Así que no nos fijamos en lo visible, sino en lo invisible, ya que lo que se ve es pasajero, mientras que lo que no se ve es eterno. 2 Corintios 4:18 (NVI).
La duda, en mi caso, tiende a caer sobre mí de golpe, en un solo paquete. Yo no me preocupo mucho por los matices y detalles de ciertas doctrinas particulares, pero, de vez en cuando, me sorprendo a mí mismo poniendo en duda el gran esquema de la fe.
Por ejemplo, si me hallo en el futurista aeropuerto de Denver, observo a la gente de aspecto importante con sus trajes sastres, asidos firmemente de sus maletines como si fueran armas. Los veo detenerse momentáneamente en el kiosco de café espresso antes de apurarse a su sala de abordaje. ¿Piensan ellos alguna vez en Dios? —me pregunto.
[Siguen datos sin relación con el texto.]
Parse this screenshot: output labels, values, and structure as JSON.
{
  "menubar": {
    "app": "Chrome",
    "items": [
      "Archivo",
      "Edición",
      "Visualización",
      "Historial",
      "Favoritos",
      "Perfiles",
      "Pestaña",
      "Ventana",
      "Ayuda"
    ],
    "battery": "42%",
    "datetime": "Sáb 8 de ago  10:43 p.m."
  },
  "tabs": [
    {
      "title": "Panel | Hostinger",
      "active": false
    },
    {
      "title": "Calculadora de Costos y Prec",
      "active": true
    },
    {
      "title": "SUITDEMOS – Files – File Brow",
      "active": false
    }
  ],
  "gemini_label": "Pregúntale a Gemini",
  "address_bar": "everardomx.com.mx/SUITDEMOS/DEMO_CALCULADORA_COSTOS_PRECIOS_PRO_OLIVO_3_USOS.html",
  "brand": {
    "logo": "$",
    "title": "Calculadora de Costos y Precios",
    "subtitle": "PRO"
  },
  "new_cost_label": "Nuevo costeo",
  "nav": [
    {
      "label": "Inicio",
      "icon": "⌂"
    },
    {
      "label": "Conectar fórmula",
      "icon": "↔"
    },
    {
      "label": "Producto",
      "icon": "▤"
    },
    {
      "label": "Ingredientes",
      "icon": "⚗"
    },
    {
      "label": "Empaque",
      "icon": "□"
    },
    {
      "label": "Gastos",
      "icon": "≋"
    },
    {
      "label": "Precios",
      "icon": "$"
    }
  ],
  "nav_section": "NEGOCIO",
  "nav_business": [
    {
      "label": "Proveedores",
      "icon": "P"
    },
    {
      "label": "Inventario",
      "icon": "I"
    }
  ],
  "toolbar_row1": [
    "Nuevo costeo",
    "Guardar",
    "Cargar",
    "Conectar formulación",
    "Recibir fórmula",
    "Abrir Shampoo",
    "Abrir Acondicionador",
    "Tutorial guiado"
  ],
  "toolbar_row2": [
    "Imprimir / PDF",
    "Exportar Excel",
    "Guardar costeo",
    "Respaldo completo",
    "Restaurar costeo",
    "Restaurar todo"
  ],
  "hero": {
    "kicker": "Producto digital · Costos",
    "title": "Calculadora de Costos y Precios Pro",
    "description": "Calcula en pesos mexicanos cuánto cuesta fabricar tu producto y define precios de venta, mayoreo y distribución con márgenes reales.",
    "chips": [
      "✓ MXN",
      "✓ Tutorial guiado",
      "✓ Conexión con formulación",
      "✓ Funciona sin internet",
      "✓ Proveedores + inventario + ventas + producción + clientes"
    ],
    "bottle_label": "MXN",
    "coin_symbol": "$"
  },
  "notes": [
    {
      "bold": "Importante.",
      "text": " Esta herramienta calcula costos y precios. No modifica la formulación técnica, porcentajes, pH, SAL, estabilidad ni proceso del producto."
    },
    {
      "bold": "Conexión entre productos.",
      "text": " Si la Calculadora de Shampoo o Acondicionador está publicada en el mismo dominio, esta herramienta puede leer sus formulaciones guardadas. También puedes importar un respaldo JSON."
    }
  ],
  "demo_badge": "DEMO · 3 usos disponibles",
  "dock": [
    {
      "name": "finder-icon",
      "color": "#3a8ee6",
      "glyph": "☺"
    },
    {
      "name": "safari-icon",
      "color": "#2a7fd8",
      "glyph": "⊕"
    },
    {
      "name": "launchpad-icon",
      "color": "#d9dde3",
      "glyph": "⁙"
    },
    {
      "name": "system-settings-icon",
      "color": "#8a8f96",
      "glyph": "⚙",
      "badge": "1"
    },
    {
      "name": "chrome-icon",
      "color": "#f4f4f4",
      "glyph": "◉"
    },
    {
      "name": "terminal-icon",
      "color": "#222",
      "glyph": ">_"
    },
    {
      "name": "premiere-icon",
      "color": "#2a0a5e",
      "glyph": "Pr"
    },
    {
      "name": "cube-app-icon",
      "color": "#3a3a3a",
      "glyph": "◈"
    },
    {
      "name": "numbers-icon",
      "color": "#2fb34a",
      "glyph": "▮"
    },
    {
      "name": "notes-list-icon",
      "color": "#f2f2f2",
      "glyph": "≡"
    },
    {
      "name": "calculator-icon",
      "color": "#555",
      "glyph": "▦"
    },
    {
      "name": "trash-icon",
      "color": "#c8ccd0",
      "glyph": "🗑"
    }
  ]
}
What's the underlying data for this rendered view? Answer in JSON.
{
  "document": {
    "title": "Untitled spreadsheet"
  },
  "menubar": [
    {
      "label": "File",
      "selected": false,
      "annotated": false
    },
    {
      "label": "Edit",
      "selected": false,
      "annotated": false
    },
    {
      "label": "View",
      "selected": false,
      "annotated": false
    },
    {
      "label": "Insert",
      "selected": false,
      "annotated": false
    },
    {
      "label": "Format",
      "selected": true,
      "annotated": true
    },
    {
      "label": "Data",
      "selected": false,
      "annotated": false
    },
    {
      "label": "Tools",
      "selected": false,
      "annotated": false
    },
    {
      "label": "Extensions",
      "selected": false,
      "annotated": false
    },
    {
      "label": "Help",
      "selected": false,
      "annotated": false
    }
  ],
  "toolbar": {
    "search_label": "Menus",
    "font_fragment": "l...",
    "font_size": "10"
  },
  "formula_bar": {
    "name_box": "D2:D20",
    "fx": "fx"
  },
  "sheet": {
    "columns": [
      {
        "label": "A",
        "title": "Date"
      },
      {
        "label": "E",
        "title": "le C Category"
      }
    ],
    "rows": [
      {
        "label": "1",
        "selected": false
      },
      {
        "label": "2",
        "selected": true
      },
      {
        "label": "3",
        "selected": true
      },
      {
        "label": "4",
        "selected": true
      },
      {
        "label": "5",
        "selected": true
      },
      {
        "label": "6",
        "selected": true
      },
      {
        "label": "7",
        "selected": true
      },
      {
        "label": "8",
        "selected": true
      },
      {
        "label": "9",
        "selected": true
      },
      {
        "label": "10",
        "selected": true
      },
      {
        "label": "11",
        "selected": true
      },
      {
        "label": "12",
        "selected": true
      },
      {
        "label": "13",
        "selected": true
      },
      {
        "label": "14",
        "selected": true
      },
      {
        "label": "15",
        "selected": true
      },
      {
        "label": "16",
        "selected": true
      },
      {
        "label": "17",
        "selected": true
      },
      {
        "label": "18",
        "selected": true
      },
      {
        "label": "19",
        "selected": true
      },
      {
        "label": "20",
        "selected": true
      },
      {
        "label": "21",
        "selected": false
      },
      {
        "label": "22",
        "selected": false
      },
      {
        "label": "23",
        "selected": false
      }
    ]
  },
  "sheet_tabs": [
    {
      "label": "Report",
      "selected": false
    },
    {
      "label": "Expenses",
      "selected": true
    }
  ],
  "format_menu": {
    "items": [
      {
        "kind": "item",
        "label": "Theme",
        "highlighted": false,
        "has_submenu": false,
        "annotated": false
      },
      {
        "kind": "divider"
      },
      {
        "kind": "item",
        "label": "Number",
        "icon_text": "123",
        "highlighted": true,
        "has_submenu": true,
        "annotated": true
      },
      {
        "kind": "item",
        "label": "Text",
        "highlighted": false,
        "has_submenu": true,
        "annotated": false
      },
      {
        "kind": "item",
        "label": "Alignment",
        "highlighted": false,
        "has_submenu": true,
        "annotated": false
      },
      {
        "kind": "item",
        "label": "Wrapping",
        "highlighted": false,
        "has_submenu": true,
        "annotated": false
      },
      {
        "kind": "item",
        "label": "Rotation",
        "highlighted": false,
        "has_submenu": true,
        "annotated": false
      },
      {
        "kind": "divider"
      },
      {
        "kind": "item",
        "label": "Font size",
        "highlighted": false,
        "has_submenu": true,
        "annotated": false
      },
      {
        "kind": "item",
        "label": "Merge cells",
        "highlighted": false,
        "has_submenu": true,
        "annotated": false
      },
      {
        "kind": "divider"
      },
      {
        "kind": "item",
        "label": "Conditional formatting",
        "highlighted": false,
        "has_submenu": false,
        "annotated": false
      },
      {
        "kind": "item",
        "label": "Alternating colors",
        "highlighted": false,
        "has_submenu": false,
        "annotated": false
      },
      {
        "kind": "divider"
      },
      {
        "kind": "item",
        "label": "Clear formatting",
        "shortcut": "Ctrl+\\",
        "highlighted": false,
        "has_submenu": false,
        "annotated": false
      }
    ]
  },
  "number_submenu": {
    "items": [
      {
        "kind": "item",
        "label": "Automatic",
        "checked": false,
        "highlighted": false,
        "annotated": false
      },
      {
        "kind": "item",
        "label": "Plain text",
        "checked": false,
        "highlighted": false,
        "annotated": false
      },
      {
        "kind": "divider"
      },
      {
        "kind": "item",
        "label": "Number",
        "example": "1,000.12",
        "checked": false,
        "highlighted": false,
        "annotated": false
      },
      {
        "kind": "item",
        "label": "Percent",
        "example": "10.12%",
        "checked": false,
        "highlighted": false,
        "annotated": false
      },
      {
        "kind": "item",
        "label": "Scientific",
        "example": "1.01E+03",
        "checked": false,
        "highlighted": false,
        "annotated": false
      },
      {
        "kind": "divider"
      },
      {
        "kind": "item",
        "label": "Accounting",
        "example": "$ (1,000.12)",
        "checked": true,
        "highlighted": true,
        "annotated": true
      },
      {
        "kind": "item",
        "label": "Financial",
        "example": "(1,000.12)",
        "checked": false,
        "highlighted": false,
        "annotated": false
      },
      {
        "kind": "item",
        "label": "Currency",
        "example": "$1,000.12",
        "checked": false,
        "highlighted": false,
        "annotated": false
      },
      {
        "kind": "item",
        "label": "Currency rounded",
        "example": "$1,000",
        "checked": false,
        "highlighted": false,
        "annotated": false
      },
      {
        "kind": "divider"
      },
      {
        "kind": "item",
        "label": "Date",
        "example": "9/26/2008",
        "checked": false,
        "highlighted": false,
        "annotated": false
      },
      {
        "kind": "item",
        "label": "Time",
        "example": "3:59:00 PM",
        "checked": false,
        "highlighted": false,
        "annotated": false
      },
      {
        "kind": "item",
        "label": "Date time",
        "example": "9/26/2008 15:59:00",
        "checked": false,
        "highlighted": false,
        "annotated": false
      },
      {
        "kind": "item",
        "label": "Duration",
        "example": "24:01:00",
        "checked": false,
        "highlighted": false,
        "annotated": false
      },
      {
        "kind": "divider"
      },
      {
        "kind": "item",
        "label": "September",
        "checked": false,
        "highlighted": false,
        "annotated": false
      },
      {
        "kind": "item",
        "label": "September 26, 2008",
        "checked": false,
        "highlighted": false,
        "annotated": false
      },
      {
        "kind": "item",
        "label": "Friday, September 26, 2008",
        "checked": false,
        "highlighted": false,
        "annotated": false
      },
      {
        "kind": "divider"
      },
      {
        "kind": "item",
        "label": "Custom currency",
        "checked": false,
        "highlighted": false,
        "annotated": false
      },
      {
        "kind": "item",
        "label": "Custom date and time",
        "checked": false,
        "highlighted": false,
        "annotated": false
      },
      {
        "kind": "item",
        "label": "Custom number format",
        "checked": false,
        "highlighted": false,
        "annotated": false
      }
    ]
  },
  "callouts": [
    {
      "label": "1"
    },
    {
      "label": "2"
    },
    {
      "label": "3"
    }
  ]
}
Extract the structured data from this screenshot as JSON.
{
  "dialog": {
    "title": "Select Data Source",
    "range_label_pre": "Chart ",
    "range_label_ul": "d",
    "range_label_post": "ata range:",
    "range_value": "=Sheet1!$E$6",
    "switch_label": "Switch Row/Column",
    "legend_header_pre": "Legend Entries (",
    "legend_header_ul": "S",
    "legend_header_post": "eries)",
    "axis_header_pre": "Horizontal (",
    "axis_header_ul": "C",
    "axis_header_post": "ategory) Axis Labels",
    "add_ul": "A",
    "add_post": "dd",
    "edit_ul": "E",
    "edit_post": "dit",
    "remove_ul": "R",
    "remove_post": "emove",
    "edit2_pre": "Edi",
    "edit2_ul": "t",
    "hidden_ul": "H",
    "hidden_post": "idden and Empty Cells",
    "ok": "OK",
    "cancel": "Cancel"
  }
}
Los cristianos compartimos una rara creencia en universos paralelos. Un universo está hecho de acero y cristal, de ropas de lana, maletines de piel y el olor a café recién molido. El otro consiste en ángeles y fuerzas espirituales siniestras y, allá, en algún lugar, un Cielo y un Infierno. El mundo material lo habitamos palpablemente; pero se necesita de fe para verse uno a sí mismo como ciudadano del otro mundo invisible.
En ocasiones, los dos mundos se funden para mi en uno solo, y estos raros momentos son anclas para mi fe. La ocasión en que me sumergí con mi snorkel en una arrecife de coral y, de repente, los destellos de color y el deslumbrante lienzo que me rodeaba se convirtieron en una ventana al Creador, que se deleita en la vida y la belleza. La vez que mi esposa me perdonó por algo que no merecía perdón—eso también se convirtió en una ventana que me permitió un alarmante vistazo a la gracia divina.
Tengo momentos como estos, pero muy pronto los vapores tóxicos del mundo material se cuelan a mi interior. ¡El atractivo sexual! ¡El poder! ¡El dinero! ¡El poder militar! Me dicen que estas son las cosas que más importan en la vida, no los idealistas clichés de Jesús en el Sermón del Monte. Para mí, viviendo en un mundo caído, la duda se parece más al olvido que a la incredibilidad.
Como ciudadano del mundo visible, conozco muy bien la dificultad de mantenerme aferrado creyendo en el otro mundo invisible. Pero la Navidad me cambia la jugada mostrándome la gran lucha que significó para el Señor de ambos mundos descender a vivir por las reglas de solo uno de ellos. En Belén, los dos mundos se fundieron y se realinearon. Todo lo que Jesús logró al cumplir su misión en la tierra le dio a Dios la posibilidad de resolver, algún día, todas las discrepancias entre ambos mundos. Ante esto, no me sorprende que un coro de ángeles haya irrumpido en cánticos espontáneos, alarmando no solamente a unos cuantos pastores, sino al universo entero.